Life is wrestled back with track five, "Kiss Me Like a Cobra," in which Doro demonstrates her vocal prowess, slithering through octaves like a snake through, um, a grass lawn strewn with wood chips and cow poo. And not touching the poo! The title's relation to Motörhead's "Love Me Like a Reptile" is no coincidence, either: Next song on the album is a Motörhead cover, with Master of the Universe Lemmy himself adding guest vocals and warts.

Covering "White Wedding," the greatest moment in Billy Idol's idling career (OK, maybe the second greatest, after the chick on his floor in "Rebel Yell"), was another great idea. Though those down-tuned guitars do spoil the honeymoon, loitering as they do like an ex-lover in the hallway, demanding to be noticed when you wish they'd piss off.

"Fuel" sorta echoes Warlock's '80s robustness of hook, and Doro sings, "I like exceptional inflammable stuff," evoking flashbacks to 1988's flaming streets and heaving bosoms.

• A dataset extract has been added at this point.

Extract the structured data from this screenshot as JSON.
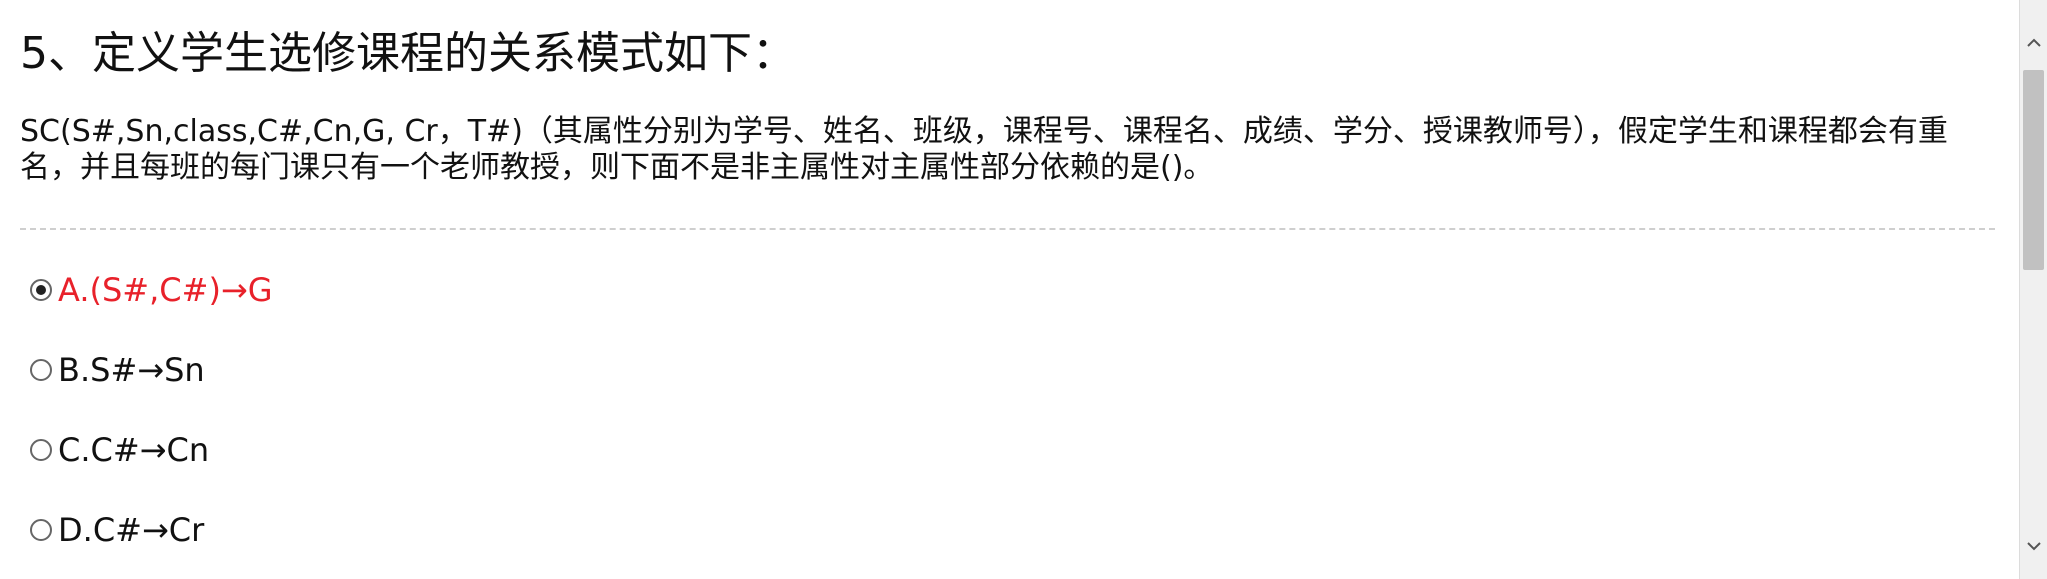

But otherwise, weighted toward the heavy end of "modern rock" rather than timeless metal, this isn't the album love-you-long-time fans would've wanted. Still, it's progress just to have Doro's loin-stirring voice back. May she soar like an eagle through clouds of, erm, condensed particles of water that collectively sometimes look like Snoopy. (Bonus boner for guitar geeks: Al "Who am I?" Pitrelli and Slash guest.)